When listening to a biologist and an engineer discussing membranes, the engineer describes many concepts that are completely unknown to biologists. Biological membranes are not backflushed or chemically treated to clean them. Trees move huge volumes of water without high-pressure pumps. Biologists have never heard of concentration polarization. There are entire classes of problems which burden engineers because ceramic and polymeric membranes bear no resemblance to biological membranes and biological filtration. By using a biomimetic strategy of identifying Nature’s methods and incorporating many of them into the Agua Via membranes, the innate problems of crude membranes evaporate.

There are some adjustments needed to standard expectations. Technically, the one-atomic-layer thick pores are actually orifices, with no “middle” in which salts, debris or foulants can build up. A molecule is either on one side of the pore .... or on the other side. Unlike the long pathways in a polymeric membrane which can become clogged and require backflushing, there is no “middle” or pathway in the Agua Via membrane which needs cleaning. A contaminant that the pore will not pass may attempt unsuccessfully to enter the pore, but kinetics will then move it away in the feedstock crossflow. 

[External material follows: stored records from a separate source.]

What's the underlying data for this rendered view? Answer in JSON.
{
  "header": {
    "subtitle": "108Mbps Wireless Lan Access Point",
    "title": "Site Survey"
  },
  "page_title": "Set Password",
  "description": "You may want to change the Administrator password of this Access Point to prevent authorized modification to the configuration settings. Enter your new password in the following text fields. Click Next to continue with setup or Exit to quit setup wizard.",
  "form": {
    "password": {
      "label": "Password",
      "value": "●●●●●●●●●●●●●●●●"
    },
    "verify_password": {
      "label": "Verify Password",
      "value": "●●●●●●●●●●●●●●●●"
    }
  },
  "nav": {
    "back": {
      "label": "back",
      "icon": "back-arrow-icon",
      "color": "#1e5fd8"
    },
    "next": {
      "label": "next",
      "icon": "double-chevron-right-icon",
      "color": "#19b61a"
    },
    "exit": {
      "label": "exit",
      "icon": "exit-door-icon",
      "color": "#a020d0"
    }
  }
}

Another point of impact regards bulk flow equations. Standard bulk flow calculations take into account pore length, measured in a fraction of meter. The calculations also incorporate how tortuous the path is. But a single-atomic-layer pore is no tortuousity at all – zero – and zero pore length. Now the calculations say, “flow is infinite.”  Of course, this is not and cannot be true in reality. But it does mean that the old standard calculations or rules of thumb need some adjustment when dealing with these enhanced, and biologically-based membranes.

By using biomimicry to import Nature’s techniques into materials, the burdens imposed on engineers by conventional membranes either disappear or can be strongly abated. New levels of performance can be achieved. 

At present, there are only a handful of people who are fluent in both fields. Two examples are Chemistry Nobel Laureate Paul Berg, the father of genetic engineering and who also did developmental desalination work with the US Office of Naval Research, or Dr. William Deen of MIT who specializes in both human kidney function and polymeric membranes. We look forward to seeing the club grow.